Harper Lee
Harper
c/o Harper Collins
95 Broadway, New York, NY 100007
www.harpercollins.com
978006249850, $27.99, www.amazon.com
In close to forty years I’ve been a reviewer, I’ve never seen a book encounter so much negative attention as “Go Set A Watchman” In fact I can’t recall a bookstore saying if readers do not like the book, it can be returned. Too many critics and readers want “Go Set A Watchman” to be another “To Kill a Mockingbird.” This is the same mind set of many “Star Trek” fans who were so negative to “Star Trek The Next Generation.” In both cases it is their loss because both are very well done but very different. The history of this book is interesting because “Go Set A Watchman” is the first novel Lee submitted along with some other writings. It is the other writings that were expanded to became the novel “To Kill a Mockingbird” “Go Set A Watchman” was stored away until Harper Lee’s friend and attorney found the original manuscript and a manuscript copy of “To Kill a Mockingbird” in a safety deposit box sometime last year. It was submitted for publication to Harper Collins with no major changes made to the original work. Hemingway cautioned authors to store away and not publish their first novel but work on getting the second one published. That is partly the case with this novel.

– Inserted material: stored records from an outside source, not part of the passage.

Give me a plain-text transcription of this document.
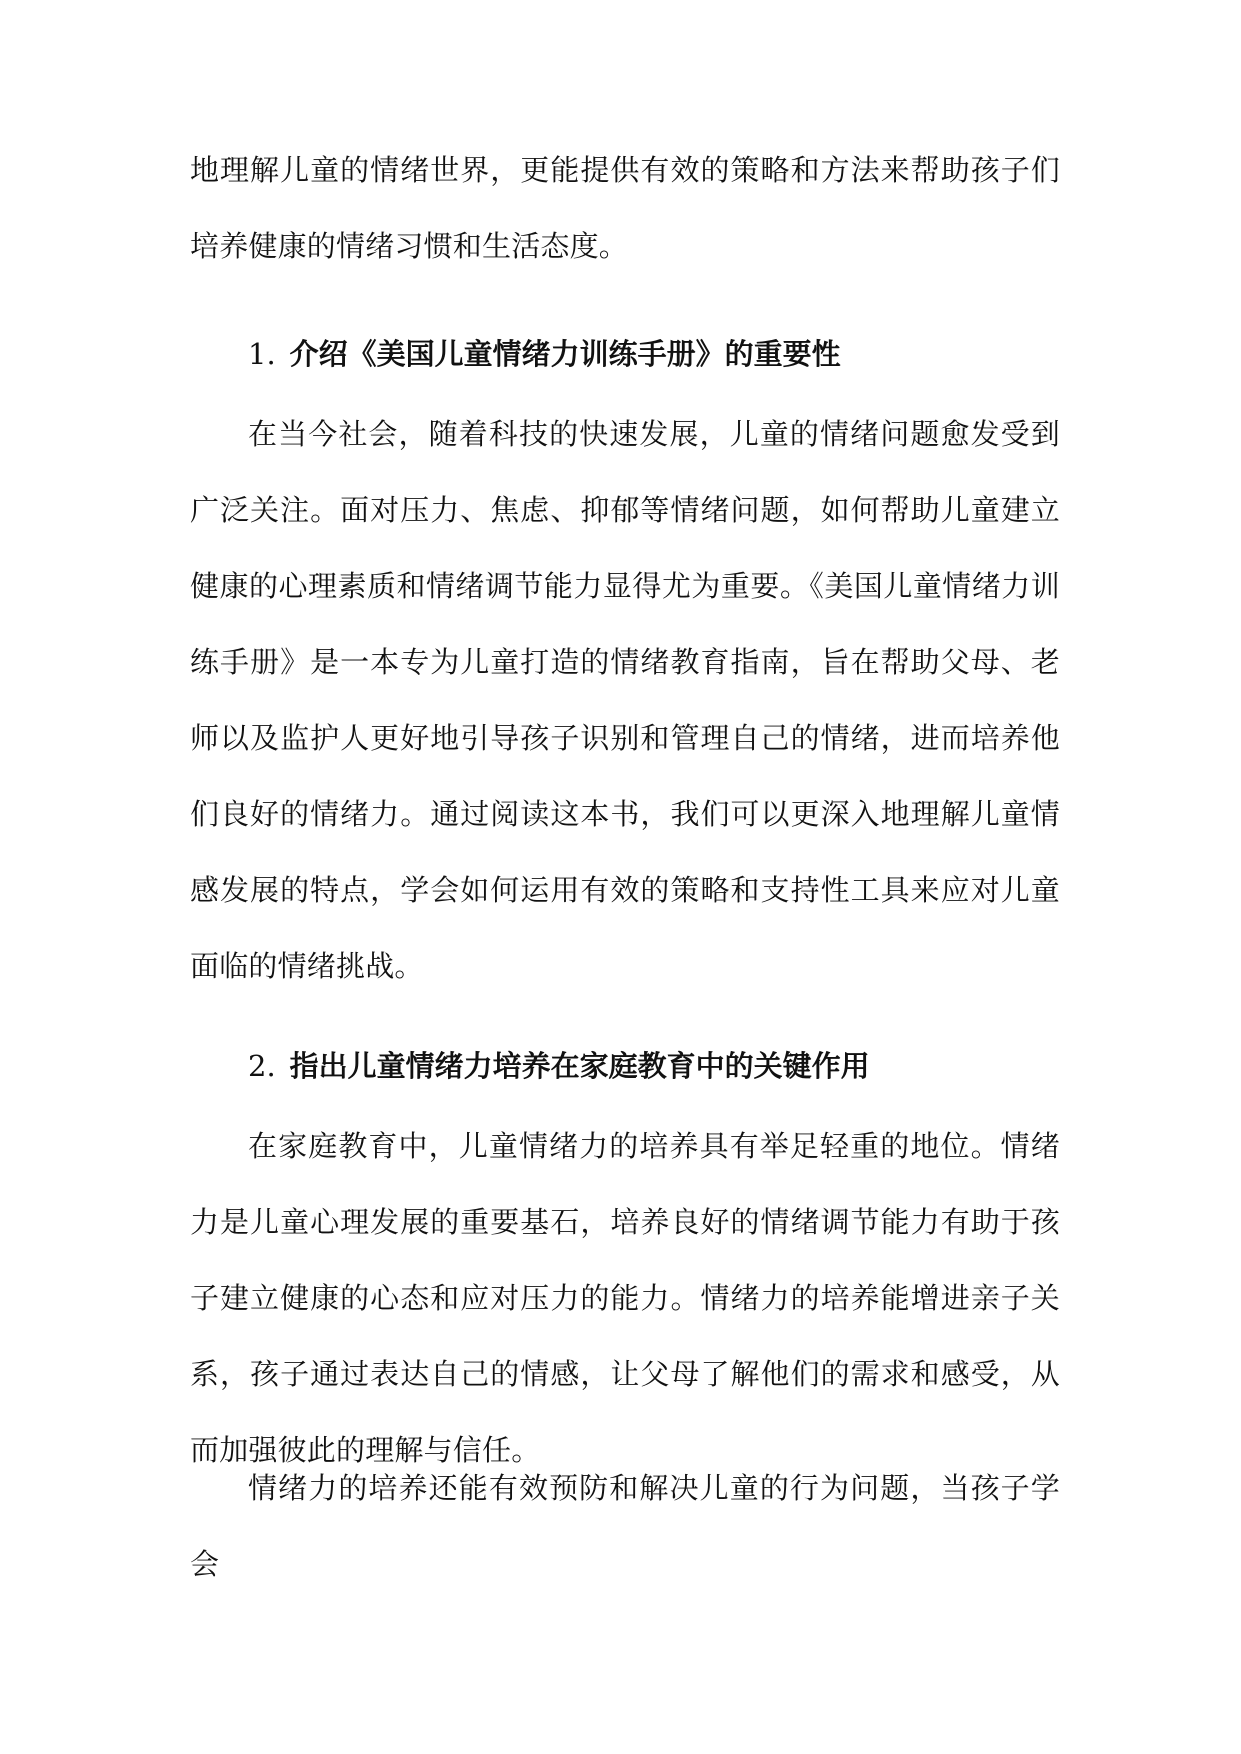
地理解儿童的情绪世界，更能提供有效的策略和方法来帮助孩子们培养健康的情绪习惯和生活态度。

1. 介绍《美国儿童情绪力训练手册》的重要性

在当今社会，随着科技的快速发展，儿童的情绪问题愈发受到广泛关注。面对压力、焦虑、抑郁等情绪问题，如何帮助儿童建立健康的心理素质和情绪调节能力显得尤为重要。《美国儿童情绪力训练手册》是一本专为儿童打造的情绪教育指南，旨在帮助父母、老师以及监护人更好地引导孩子识别和管理自己的情绪，进而培养他们良好的情绪力。通过阅读这本书，我们可以更深入地理解儿童情感发展的特点，学会如何运用有效的策略和支持性工具来应对儿童面临的情绪挑战。

2. 指出儿童情绪力培养在家庭教育中的关键作用

在家庭教育中，儿童情绪力的培养具有举足轻重的地位。情绪力是儿童心理发展的重要基石，培养良好的情绪调节能力有助于孩子建立健康的心态和应对压力的能力。情绪力的培养能增进亲子关系，孩子通过表达自己的情感，让父母了解他们的需求和感受，从而加强彼此的理解与信任。

情绪力的培养还能有效预防和解决儿童的行为问题，当孩子学会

“Go Set A Watchman” is enjoyable and worth reading. Jean Louise Finch (Scout) is now 26 years of age and been away living and working in New York City. She comes home for a visit and learns that things are not the way she always believed. She is sickened to find that her father Atticus Finch is a racist and that everyone she knew is not what she thought. Through the use of flashbacks Harper Lee shows the difference in Jean Louise Finch’s feelings towards the other people she adored until now. For some readers the fact that her father Atticus is a racist is very hard to take because of the depiction of him in “To Kill a Mockingbird” and in that novel he defended a black defendant. In “Go See a Watchman” we learn that he took the case because he could not tolerate the injustice that was being done to an innocent man. People also tend to forget that Jean Louise Finch in “To Kill a Mockingbird” was 6 years old and that she believed her father could do no wrong. Now she is older, wiser and changed because she has been away from her roots that have not changed. How many of us adored our parents as kids and learned something in later life that changed our perception of them. “Go Set a Watchman” is a fast paced wonderful character study of how our perceptions change based on life experiences.